Por David E. Santos Gómez
Dos gritos enfurecidos se escucharon a lo largo del fin de la semana en los lugares de análisis de sufragio en Estados Unidos. En aquellos lugares en los cuales se definía la carrera por la presidencia y Biden tomaba la delantera, como en Michigan, los seguidores de Donald Trump vociferaban “¡Dejen de contar los votos!”. Al mismo tiempo, en condados de Arizona, cuyos números favorecían al presidente, los trumpistas exigían a los gritos “¡Cuenten hasta el último voto!”. ¿Contar o no contar? Las peticiones, evidentemente contradictorias, eran el resultado de los deseos acomodaticios de la derecha según cómo le iba a su candidato. Los votos favorables les sirven, y deben sumarse, los contrarios no, y deben ser desechados.

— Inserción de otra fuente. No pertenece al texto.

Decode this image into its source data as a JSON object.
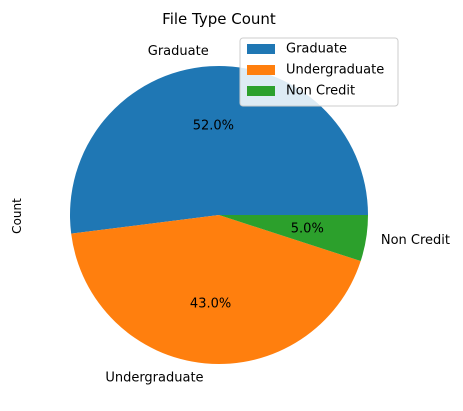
{
  "chart_data": {
    "type": "pie",
    "title": "File Type Count",
    "ylabel": "Count",
    "categories": [
      "Graduate",
      "Undergraduate",
      "Non Credit"
    ],
    "values": [
      52.0,
      43.0,
      5.0
    ],
    "percent_labels": [
      "52.0%",
      "43.0%",
      "5.0%"
    ],
    "colors": [
      "#1f77b4",
      "#ff7f0e",
      "#2ca02c"
    ],
    "legend": {
      "placement": "upper-right",
      "entries": [
        "Graduate",
        "Undergraduate",
        "Non Credit"
      ]
    }
  }
}
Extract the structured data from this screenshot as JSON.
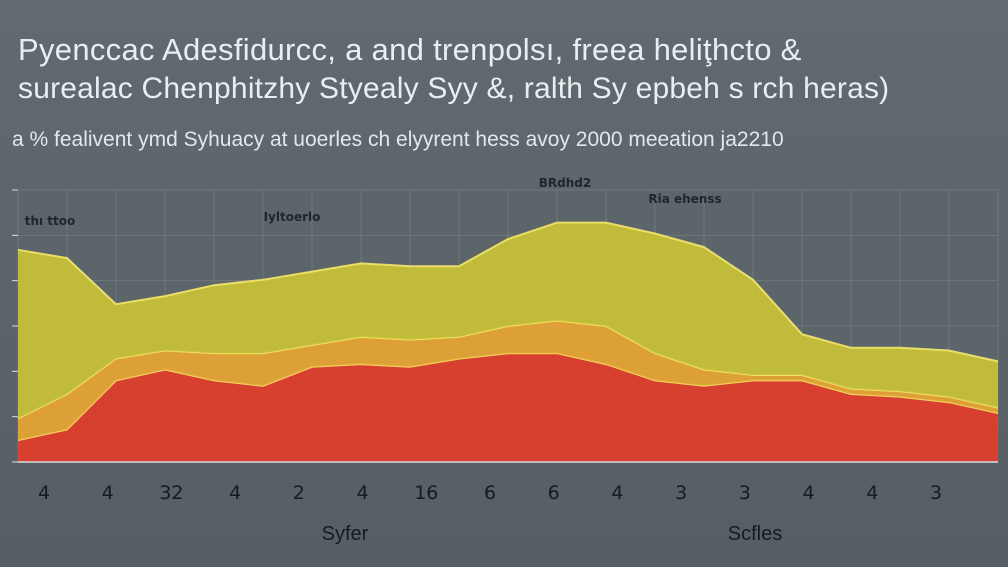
{
  "title": {
    "line1": "Pyenccac Adesfidurcc, a and trenpolsı, freea heliţhcto &",
    "line2": "surealac Chenphitzhy Styealy Syy &, ralth Sy epbeh s rch heras)",
    "subtitle": "a % fealivent ymd Syhuacy at uoerles ch elyyrent hess avoy 2000 meeation ja2210"
  },
  "chart_data": {
    "type": "area",
    "stacked": true,
    "x": [
      0,
      1,
      2,
      3,
      4,
      5,
      6,
      7,
      8,
      9,
      10,
      11,
      12,
      13,
      14,
      15,
      16,
      17,
      18,
      19,
      20
    ],
    "categories": [
      "4",
      "4",
      "32",
      "4",
      "2",
      "4",
      "16",
      "6",
      "6",
      "4",
      "3",
      "3",
      "4",
      "4",
      "3"
    ],
    "xlabel": "Syfer",
    "secondary_label": "Scfles",
    "ylim": [
      0,
      100
    ],
    "grid": true,
    "legend": "none",
    "series": [
      {
        "color": "#e23d2a",
        "values": [
          8,
          12,
          30,
          34,
          30,
          28,
          35,
          36,
          35,
          38,
          40,
          40,
          36,
          30,
          28,
          30,
          30,
          25,
          24,
          22,
          18
        ]
      },
      {
        "color": "#e8a533",
        "values": [
          8,
          13,
          8,
          7,
          10,
          12,
          8,
          10,
          10,
          8,
          10,
          12,
          14,
          10,
          6,
          2,
          2,
          2,
          2,
          2,
          2
        ]
      },
      {
        "color": "#c9c236",
        "values": [
          62,
          50,
          20,
          20,
          25,
          27,
          27,
          27,
          27,
          26,
          32,
          36,
          38,
          44,
          45,
          35,
          15,
          15,
          16,
          17,
          17
        ]
      }
    ],
    "annotations": [
      "BRdhd2",
      "Ria ehenss",
      "thı ttoo",
      "Iyltoerlo"
    ]
  },
  "colors": {
    "background": "#5f686d",
    "grid": "#6f787c",
    "line": "#f3e76a"
  }
}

La actitud incoherente de los seguidores del Make America Great Again era un reflejo del comportamiento antidemocrático -que coquetea con lo dictatorial- de un mandatario a las corridas, desesperado, que veía cómo la reelección se le iba entre las manos. El propio Trump daba órdenes incompatibles. Exigía un recuento en Wisconsin y, al mismo tiempo, pedía que se detuviera el proceso en Pensilvania. Quejándose por lo que decía era fraude electoral, y sin mostrar pruebas que sustentaran sus reclamos, tuiteaba: “El daño a la integridad de nuestro sistema y a la elección presidencial ya está hecho”. Como bien lo señaló el demócrata Bernie Sanders: cuando Trump ganó en 2016 en algunos de esos estados por muy pocos votos, todo funcionó perfecto para él. Ahora que pierde, es un fraude.
Las incoherencias son carta común en la política. Sin embargo, ahora, con información accesible de manera inmediata resulta más fácil desenmascarar la mentira y quitar el velo de lo que el mismo gobierno republicano denominó en sus primeros meses “realidades alternativas”. Los gritos de la semana pasada sirven como un diagnóstico de una época que frustra e indigna pero que acaba de perder a uno de sus mayores símbolos: Donald Trump.
Joe Biden y Kamala Harris empiezan el camino de la transición, aún sin la mano estirada del gobierno saliente. Los republicanos, a desbandadas, ven de qué forma se posicionan para no hundirse con el rey depuesto. Algunos ya han cortado vínculos. Otros se empecinan en aferrarse a él. En un par de semanas llegará el momento en el que la gran mayoría lo negará tres veces.